A Brief History of Commonwealth School

When Charles E. Merrill, Jr., founded Commonwealth in 1957, he envisioned a school unlike any other, an institution that would offer an academically engaging and rigorous education that would challenge students to produce work of true distinction—and would create opportunity for students from communities that had been ignored. Having seen first-hand the devastation and brutality of the Second World War, Charles sought to educate students who would preserve and strengthen civilized, humane values. Today these values remain core to a Commonwealth education.

Mr. Merrill chose to locate the School in Boston's Back Bay because, as he put it, “one goal of Commonwealth is to restore good secondary schooling to the city,” recognizing that Boston would be a “stimulating and realistic” setting. He purchased two adjoining brownstones on the corner of Commonwealth Avenue and Dartmouth Street, which had previously housed the Katherine Gibbs School, and set to renovating and furnishing them. In the fall of 1958, Mr. Merrill welcomed the school's first students.

Besides instilling discipline and independence of mind, Mr. Merrill hoped to encourage Commonwealth students to be “decent, socially responsible, generous people,” actively engaged in public affairs. Commonwealth graduates frequently choose careers that enable them to make a difference in the world: they practice medicine abroad and at home; teach in public schools, prep schools, community colleges, and major universities; work as lawyers, neighborhood organizers, computer consultants, and business leaders; and pursue careers in the arts, television and film, and politics.

1957 Charles Merrill founds Commonwealth School.

1958 Our first students—thirty-nine of them—matriculate as eighth graders.

1964 Jonathan Kozol, a young Harvard grad who had just been fired from the Boston Public Schools for teaching a Langston Hughes poem, is hired to establish a summer enrichment program for underserved students in Boston called the Urban School, to be hosted at Commonwealth.

1968 Charles Chatfield, teacher and eventual Headmaster, introduces close reading in English classes, one of the foundations of a Commonwealth education to this day.

1975 Enrollment grows to 125 students.

1981 Charles Merrill retires as head of school.

1982 Alumnus Anthony Hill '70 helps establish The Middle Passage program to attract more disadvantaged students to apply to Commonwealth. (Director Elaine Gibson '72 successfully runs the program for eleven years.)

1990 Judith Keenan becomes Headmaster, ushering in an era of more formal admissions, business, and development offices and transitioning the school from an exciting experiment to a thriving, viable institution. 

1996 Commonwealth launches its first major Capital Campaign, a $2.2 million effort to fund building improvements, financial aid, and faculty and program support.

1997 Our biannual school trip moves from the Merrill family's historic Hancock Farm to Camp Winona in Bridgton, Maine, to better accommodate our growing numbers.

2000 After coming to Commonwealth as a teacher in 1985 and later serving as Director of Admissions starting in 1993, William Wharton becomes Headmaster.

2003 The Malone Family Foundation awards Commonwealth a $2 million grant earmarked for scholarship assistance for academically gifted students who could not otherwise afford attending the school.

2005 Commonwealth launches the Engaging Minds, Changing Lives campaign, an $8.5 million effort to double the endowment and increase support for financial aid.

2007 Commonwealth establishes a Director of Diversity position.

2008 Eight hundred and seventy-five alumni/ae, students, parents, and friends of the school gather to celebrate the 50th anniversary of its founding and art show.

2009 Boston Magazine names Commonwealth the top-ranked independent school in Eastern Massachusetts.

2015 Commonwealth launches The Power of a Vision: a Campaign for Commonwealth, a $12.5 million multi-year initiative focusing on supporting three essential components of the Commonwealth experience: The Power of Place, with significant building renovations; The Power of Opportunity, for financial aid and scholarships; and The Power of a Teacher, competitive compensation and grants for faculty development.
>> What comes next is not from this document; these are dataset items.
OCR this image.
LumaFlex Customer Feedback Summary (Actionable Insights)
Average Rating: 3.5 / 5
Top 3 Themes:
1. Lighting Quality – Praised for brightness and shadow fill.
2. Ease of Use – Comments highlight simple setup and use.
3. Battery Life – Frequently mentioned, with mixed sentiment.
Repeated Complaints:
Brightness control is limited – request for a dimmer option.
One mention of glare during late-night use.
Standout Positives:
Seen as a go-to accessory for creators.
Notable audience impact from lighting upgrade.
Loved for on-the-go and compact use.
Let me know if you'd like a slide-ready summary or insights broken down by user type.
2015 The school begins a $10 million renovation affecting every area of the school, most notably upgrades to the biology and chemistry classrooms, construction of a new stairway from the first floor to the lower level, expansion of food service areas on the lower level, and construction of an elevator in the former air shaft between the two buildings.
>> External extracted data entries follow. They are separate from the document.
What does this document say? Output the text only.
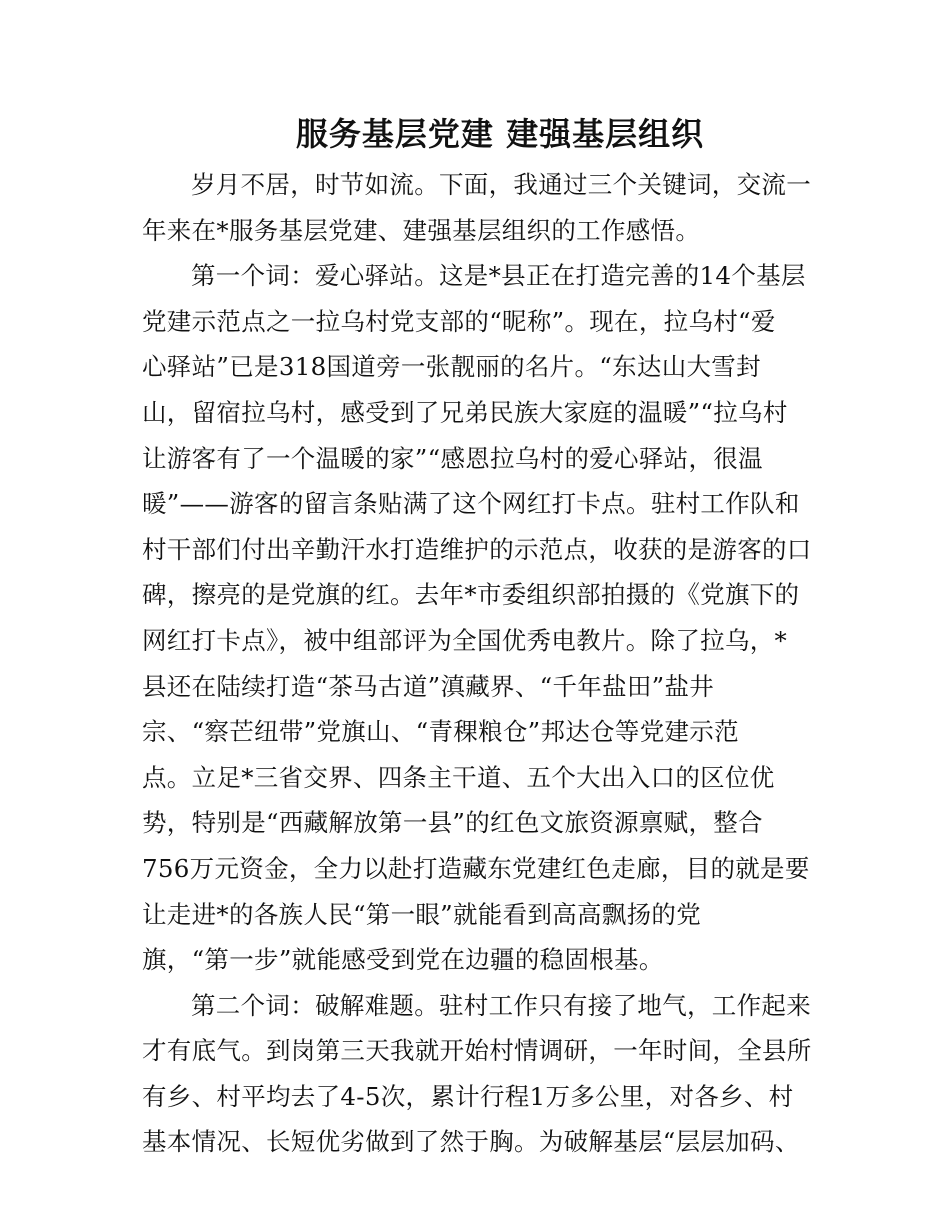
服务基层党建 建强基层组织
岁月不居，时节如流。下面，我通过三个关键词，交流一
年来在*服务基层党建、建强基层组织的工作感悟。
第一个词：爱心驿站。这是*县正在打造完善的14个基层
党建示范点之一拉乌村党支部的“昵称”。现在，拉乌村“爱
心驿站”已是318国道旁一张靓丽的名片。“东达山大雪封
山，留宿拉乌村，感受到了兄弟民族大家庭的温暖”“拉乌村
让游客有了一个温暖的家”“感恩拉乌村的爱心驿站，很温
暖”——游客的留言条贴满了这个网红打卡点。驻村工作队和
村干部们付出辛勤汗水打造维护的示范点，收获的是游客的口
碑，擦亮的是党旗的红。去年*市委组织部拍摄的《党旗下的
网红打卡点》，被中组部评为全国优秀电教片。除了拉乌，*
县还在陆续打造“茶马古道”滇藏界、“千年盐田”盐井
宗、“察芒纽带”党旗山、“青稞粮仓”邦达仓等党建示范
点。立足*三省交界、四条主干道、五个大出入口的区位优
势，特别是“西藏解放第一县”的红色文旅资源禀赋，整合
756万元资金，全力以赴打造藏东党建红色走廊，目的就是要
让走进*的各族人民“第一眼”就能看到高高飘扬的党
旗，“第一步”就能感受到党在边疆的稳固根基。
第二个词：破解难题。驻村工作只有接了地气，工作起来
才有底气。到岗第三天我就开始村情调研，一年时间，全县所
有乡、村平均去了4-5次，累计行程1万多公里，对各乡、村
基本情况、长短优劣做到了然于胸。为破解基层“层层加码、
2016 The school produces a framework to revitalize Commonwealth’s social mission and strengthen the school’s ability to attract and effectively include students and teachers from diverse backgrounds.
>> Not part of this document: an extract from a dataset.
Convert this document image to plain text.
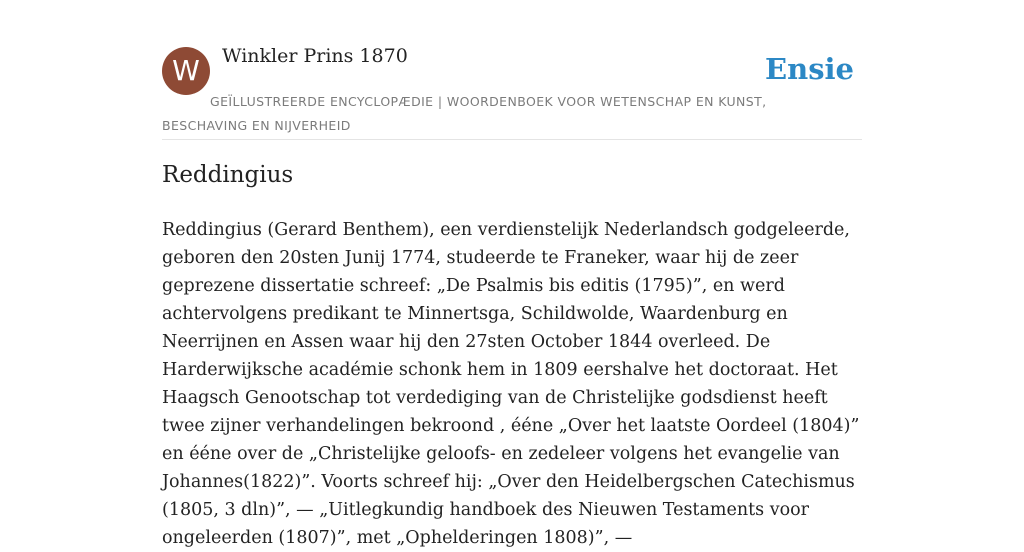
W	Winkler Prins 1870	Ensie
GEÏLLUSTREERDE ENCYCLOPÆDIE | WOORDENBOEK VOOR WETENSCHAP EN KUNST, BESCHAVING EN NIJVERHEID
Reddingius

Reddingius (Gerard Benthem), een verdienstelijk Nederlandsch godgeleerde, geboren den 20sten Junij 1774, studeerde te Franeker, waar hij de zeer geprezene dissertatie schreef: „De Psalmis bis editis (1795)”, en werd achtervolgens predikant te Minnertsga, Schildwolde, Waardenburg en Neerrijnen en Assen waar hij den 27sten October 1844 overleed. De Harderwijksche académie schonk hem in 1809 eershalve het doctoraat. Het Haagsch Genootschap tot verdediging van de Christelijke godsdienst heeft twee zijner verhandelingen bekroond , ééne „Over het laatste Oordeel (1804)” en ééne over de „Christelijke geloofs- en zedeleer volgens het evangelie van Johannes(1822)”. Voorts schreef hij: „Over den Heidelbergschen Catechismus (1805, 3 dln)”, — „Uitlegkundig handboek des Nieuwen Testaments voor ongeleerden (1807)”, met „Ophelderingen 1808)”, —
2017 Charles Merrill passes away at age 97.

2019 Dive In Commonwealth, a tuition-free academic enrichment program for promising, highly motivated middle-school students from underserved backgrounds, is established and welcomes its first cohort of five students. 

2020 In response to the COVID-19 pandemic, the school launches Virtual Commonwealth, an online learning platform and extension of our home at 151 Commonwealth Avenue, where the school begins offering socially distant hybrid learning over the duration of the pandemic.

2021 Jennifer Borman '81 becomes first alumna Head of School.